26 pts met the WHO criteria of PCL at some point during their disease, including 11 who met criteria when plasma cells were first detected, and 15 who had CPC < 20% initially, but subsequently met WHO criteria. Of the remaining 57 pts that did not meet the WHO criteria for presence of both absolute plasma cell count and % plasma cells, 13 met one of the criteria during the course of their disease. 44 pts had CPC but did not meet either of the WHO criteria.
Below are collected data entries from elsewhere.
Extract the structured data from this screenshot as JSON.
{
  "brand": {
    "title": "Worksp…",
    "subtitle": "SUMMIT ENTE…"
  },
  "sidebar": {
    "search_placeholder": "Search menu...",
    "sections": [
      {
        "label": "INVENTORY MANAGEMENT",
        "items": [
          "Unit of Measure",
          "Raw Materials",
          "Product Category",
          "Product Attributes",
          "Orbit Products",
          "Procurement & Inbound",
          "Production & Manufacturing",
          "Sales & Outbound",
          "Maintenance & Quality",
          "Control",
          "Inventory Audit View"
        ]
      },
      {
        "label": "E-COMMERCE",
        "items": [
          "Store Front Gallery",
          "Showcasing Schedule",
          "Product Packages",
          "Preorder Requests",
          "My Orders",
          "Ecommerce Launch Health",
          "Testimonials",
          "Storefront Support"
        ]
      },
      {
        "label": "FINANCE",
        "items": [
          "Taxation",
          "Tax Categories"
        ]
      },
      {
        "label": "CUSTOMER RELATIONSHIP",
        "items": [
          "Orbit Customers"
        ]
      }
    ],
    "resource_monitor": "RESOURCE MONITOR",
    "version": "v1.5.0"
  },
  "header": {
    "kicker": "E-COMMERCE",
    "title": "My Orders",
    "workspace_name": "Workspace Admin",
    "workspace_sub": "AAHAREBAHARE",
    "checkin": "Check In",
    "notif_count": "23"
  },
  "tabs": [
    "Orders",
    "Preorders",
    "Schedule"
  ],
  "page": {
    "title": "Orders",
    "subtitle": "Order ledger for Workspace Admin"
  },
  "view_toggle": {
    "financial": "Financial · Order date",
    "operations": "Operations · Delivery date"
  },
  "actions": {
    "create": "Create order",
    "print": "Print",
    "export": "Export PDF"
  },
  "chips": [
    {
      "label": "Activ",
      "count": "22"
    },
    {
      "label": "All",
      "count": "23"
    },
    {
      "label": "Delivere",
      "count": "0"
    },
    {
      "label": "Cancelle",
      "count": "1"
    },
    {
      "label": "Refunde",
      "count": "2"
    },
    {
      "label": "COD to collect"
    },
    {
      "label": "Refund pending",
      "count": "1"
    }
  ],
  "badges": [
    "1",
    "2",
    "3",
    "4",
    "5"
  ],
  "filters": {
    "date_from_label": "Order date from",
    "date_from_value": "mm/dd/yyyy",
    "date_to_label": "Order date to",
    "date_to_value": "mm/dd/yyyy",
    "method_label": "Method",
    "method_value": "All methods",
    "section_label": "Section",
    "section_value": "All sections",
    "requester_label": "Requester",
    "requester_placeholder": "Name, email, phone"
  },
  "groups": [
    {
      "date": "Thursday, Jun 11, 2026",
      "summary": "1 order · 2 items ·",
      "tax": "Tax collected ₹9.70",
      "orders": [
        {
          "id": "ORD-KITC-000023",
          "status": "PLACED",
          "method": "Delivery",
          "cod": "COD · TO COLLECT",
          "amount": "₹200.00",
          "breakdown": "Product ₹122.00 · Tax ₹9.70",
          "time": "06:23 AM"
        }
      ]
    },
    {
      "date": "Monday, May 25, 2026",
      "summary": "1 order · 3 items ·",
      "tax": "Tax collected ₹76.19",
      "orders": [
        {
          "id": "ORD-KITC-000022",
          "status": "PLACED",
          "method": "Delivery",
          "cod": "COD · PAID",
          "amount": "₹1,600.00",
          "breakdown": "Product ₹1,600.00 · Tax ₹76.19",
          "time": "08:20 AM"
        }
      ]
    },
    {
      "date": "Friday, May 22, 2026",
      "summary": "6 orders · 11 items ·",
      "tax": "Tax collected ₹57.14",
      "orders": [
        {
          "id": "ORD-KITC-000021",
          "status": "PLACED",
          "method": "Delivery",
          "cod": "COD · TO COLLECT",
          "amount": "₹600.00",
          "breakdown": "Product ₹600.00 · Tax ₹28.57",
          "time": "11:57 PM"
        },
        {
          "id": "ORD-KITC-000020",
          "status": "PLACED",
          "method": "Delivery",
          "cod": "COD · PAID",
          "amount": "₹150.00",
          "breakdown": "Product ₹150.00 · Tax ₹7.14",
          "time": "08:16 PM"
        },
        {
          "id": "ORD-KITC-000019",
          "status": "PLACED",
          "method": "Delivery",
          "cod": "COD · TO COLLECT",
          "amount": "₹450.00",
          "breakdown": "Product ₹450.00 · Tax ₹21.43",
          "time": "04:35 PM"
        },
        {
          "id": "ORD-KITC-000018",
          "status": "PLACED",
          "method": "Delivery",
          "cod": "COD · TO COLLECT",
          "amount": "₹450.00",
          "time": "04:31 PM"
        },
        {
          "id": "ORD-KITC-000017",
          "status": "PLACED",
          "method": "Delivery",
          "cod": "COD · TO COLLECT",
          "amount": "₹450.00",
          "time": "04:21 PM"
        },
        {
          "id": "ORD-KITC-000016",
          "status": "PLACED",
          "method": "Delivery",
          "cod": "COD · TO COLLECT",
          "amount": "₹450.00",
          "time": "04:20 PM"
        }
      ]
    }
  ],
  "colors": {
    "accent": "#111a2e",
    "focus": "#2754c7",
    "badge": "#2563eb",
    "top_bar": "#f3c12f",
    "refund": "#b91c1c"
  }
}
Survival data were available for 79/85 pts. Pts with pPCL (either by CPC or met at least one of the WHO criteria) had a median OS of 18.5 months. pPCL pts who only had CPC and did not meet either of the WHO criteria (n=5) had a median OS of 19 months; pPCL patients who met either or both of the WHO criteria (n=13) had a median OS of 18 months. Pts with sPCL (either by CPC or met at least one of the WHO criteria) had a median OS of 5 months (n=61). sPCL pts who only had CPC and did not meet either of the WHO criteria (n=39) had a median OS of 5 months; sPCL patients who met either or both of the WHO criteria (n=22) had a median OS of 4 months.
Based on evaluating plasma cell % as a dichotomous factor with cut-off ranging from 1% to 20%, there was no significant difference in overall survival based on specific levels of plasma cell percent, and verified with a Cox model, however with many cut-offs, the sample size was small potentially limiting analysis.
Conclusion
In our analysis of OS of pts having plasma cells in their peripheral blood, we did not find any statistically significant difference based on their degree of % plasma cells or absolute plasma cells at the time of diagnosis. This supports the hypothesis that, irrespective of quantity, the presence of any plasma cells in the CBC is a poor prognostic indicator, with a similar natural history and a uniformly poor OS. While these findings will need to be validated in a larger, independent dataset, we would propose that these initial data support redefining the diagnostic criteria of PCL to include any pt with CPC observed in a routine CBC.
Disclosures:
No relevant conflicts of interest to declare.